Document Type


Publication Date



Electronic rulemaking, E-rulemaking, Public comment, Notice-and-comment process, Rule-specific issue categorization, Flat text categorization, Hierarchical text categorization, Human interannotator agreement, Cornell e-Rulemaking Initiative, CeRI


Administrative Law | Categorical Data Analysis | Legislation


We address the e-rulemaking problem of categorizing public comments according to the issues that they address. In contrast to previous text categorization research in e-rulemaking, and in an attempt to more closely duplicate the comment analysis process in federal agencies, we employ a set of rule-specific categories, each of which corresponds to a significant issue raised in the comments. We describe the creation of a corpus to support this text categorization task and report interannotator agreement results for a group of six annotators. We outline those features of the task and of the e-rulemaking context that engender both a non-traditional text categorization corpus and a correspondingly difficult machine learning problem.
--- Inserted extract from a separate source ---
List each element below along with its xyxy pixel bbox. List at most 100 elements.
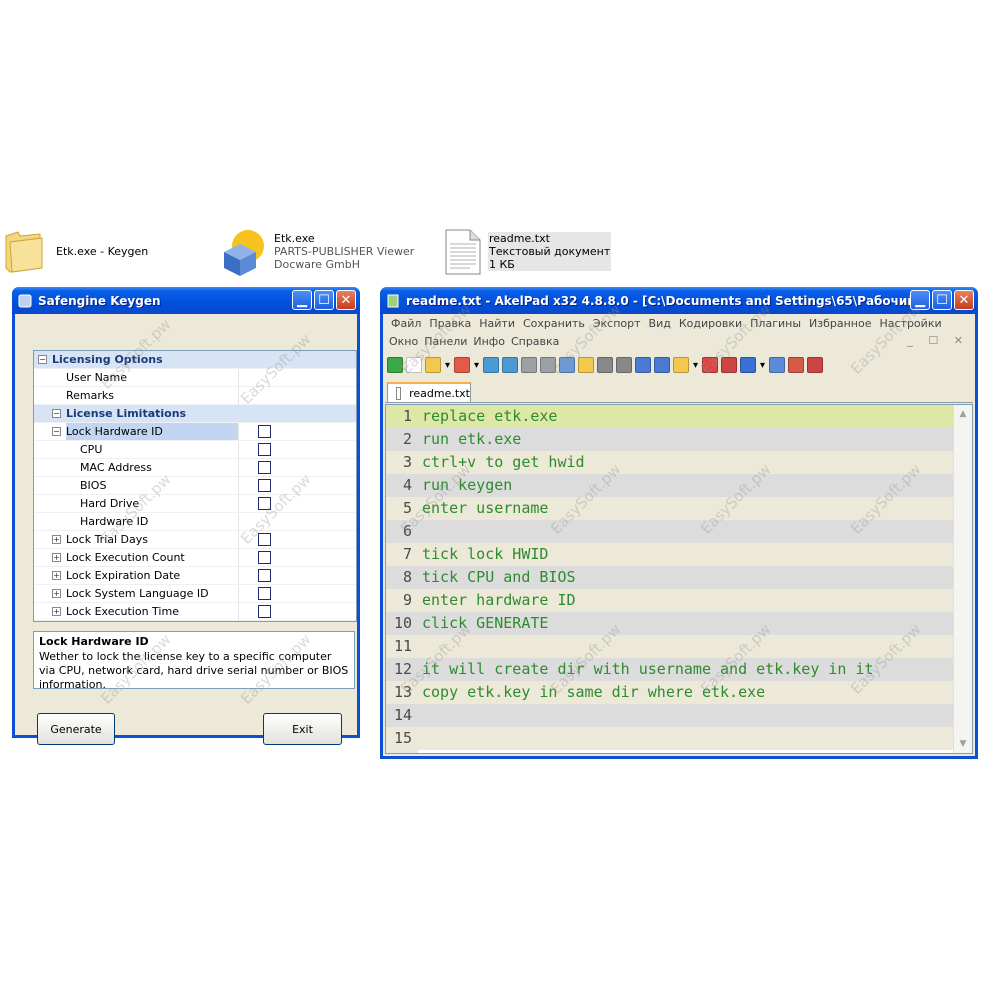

Finally, we investigate the application of standard and hierarchical text categorization techniques to the e-rulemaking data sets and find that automatic categorization methods show promise as a means of reducing the manual labor required to analyze large comment sets: the automatic annotation methods approach the performance of human annotators for both flat and hierarchical issue categorization.

Publication Citation

Published in: Proceedings of the 9th Annual International Digital Government Research Conference, Montreal, Canada, May 18-21, 2008.